There is also the option to adjust negative feedback between minimum and maximum. I listened in its full-on mode because that was how it arrived and would lend itself to less sensitive speakers than are generally chosen for 30 Watt amplifiers. However, I gave the minimum feedback option a try and got a more ethereal and soft sound that worked well with classical pieces but less so in situations where rhythm is crucial. The tube array consists of 12AX7 triodes in the input stage, pairs of 310A and 300B drivers, and the eponymous 845 triodes in single-ended mode, providing the loudspeakers’ power. The latter usually looks pretty significant, but on an amplifier of this scale, they don’t seem extreme in the least.The output transformers in the second, Premium, chassis connect to the amp with a pair of chunky umbilical cables, and speaker cabling connects to one of three impedance taps (4, 8 and 16 Ohms) on the back of this unit. Fit and finish are once again excellent, but the styling is more restrained than the main amplifier.
Listening commenced with the 845 Premium as an integrated driving Bowers & Wilkins 802 loudspeakers that are strong on sensitivity if not easy to drive. Still, the pairing worked well, unusually so for a single-ended triode. The critical tube quality of tonal colour was immediately apparent on Arve Henriksen’s trumpet and the atmospheric electronica that surrounds it. There was good depth to the soundstage too, and not too much midrange forwardness. The latter is all too common with SETs when they struggle with a heavy load, but there wasn’t much struggling going on here. I loved the depth of tone it pulled out of the basses on ‘Magnet Pulls Through’ [Tortoise, Thrill Jockey], and the weight behind the kick drum was round and deep. When the snare comes in, you can feel its snap and the pulse of the soundfield produced by the bass, which is tactile music reproduction with lots of nuances. Immediacy is a classic triode characteristic, one of the reasons for this ancient technology’s appeal, and you get plenty of it with the Line Magnetic, which brings Leonard Cohen and Herbie Hancock’s version of ‘The Jungle Line’ to life [River: The Joni Letters, Verve]. The amplifier enhances the gravelly-voiced description of Rousseau’s painting, making the imagery that much more vivid and lush.
Adding the LM-521 CA preamplifier to the system significantly enhanced all-round transparency; the low-level resolution was clearly increased, which meant that even simple pieces of music took on a far stronger sense of realism. One such being ‘Grandma’s Hands’ [Bill Withers, Just as I Am, Sussex], where the voice gains depth and shape as you might expect, but the rhythm section comes into full focus as well, now you can feel the groove as well as follow the tune. The preamplifier brings precision and definition of the quieter elements that, while it’s more revealing, is also beneficial to the musical flow.

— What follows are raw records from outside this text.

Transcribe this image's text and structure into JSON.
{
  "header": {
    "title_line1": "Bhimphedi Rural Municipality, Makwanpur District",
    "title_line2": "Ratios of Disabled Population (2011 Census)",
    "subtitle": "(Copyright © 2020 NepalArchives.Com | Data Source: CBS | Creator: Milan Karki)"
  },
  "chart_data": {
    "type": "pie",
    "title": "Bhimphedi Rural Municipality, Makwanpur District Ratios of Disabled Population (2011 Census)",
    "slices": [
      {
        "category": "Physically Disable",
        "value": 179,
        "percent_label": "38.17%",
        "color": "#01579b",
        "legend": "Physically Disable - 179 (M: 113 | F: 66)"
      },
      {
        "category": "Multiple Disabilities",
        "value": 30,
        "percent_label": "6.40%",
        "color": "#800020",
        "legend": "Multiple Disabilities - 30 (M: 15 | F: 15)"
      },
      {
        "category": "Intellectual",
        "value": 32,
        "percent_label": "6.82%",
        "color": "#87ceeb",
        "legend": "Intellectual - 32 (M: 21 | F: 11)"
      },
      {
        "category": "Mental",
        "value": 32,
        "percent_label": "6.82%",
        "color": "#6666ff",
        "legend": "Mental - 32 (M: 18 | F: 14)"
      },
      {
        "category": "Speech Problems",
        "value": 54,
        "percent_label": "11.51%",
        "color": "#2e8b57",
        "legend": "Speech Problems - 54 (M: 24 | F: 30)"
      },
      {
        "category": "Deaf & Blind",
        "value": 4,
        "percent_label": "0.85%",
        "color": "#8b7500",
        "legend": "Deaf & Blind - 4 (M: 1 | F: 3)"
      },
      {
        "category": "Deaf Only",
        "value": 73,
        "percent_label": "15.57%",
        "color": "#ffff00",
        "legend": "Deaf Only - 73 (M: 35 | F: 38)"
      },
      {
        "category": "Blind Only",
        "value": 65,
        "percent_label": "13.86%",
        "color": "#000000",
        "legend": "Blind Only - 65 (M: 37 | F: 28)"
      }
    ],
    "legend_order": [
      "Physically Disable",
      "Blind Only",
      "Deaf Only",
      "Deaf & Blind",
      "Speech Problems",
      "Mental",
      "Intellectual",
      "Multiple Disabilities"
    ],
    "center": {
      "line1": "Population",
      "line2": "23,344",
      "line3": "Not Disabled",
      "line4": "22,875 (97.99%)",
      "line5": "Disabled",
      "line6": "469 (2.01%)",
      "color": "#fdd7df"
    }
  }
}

There often seems to be a trade-off between resolution and musicality, but this pairing brought a balance to these key qualities that were extremely rewarding. Allowing you to play jazz, classical, rock, you name it… and feel emotionally and intellectually involved with every piece.
Voices are a speciality, of course, each one offering up so much of its distinctive flavour when Van Morrison sings ‘Who was that Masked Man’ [Veedon Fleece, Warner Bros]in a falsetto, it strikes you to the core in a way that rarely happens. With more up to date recordings, the effect was equally provoking; the sheer presence of notes in the room giving the music a power to captivate that was inspiring. Out of interest, a pair of PMC twenty5.26i speakers were harnessed to this amplifier; these showed that the 845 Premium is no slouch when it comes to timing, letting the groove shine through on whatever was played.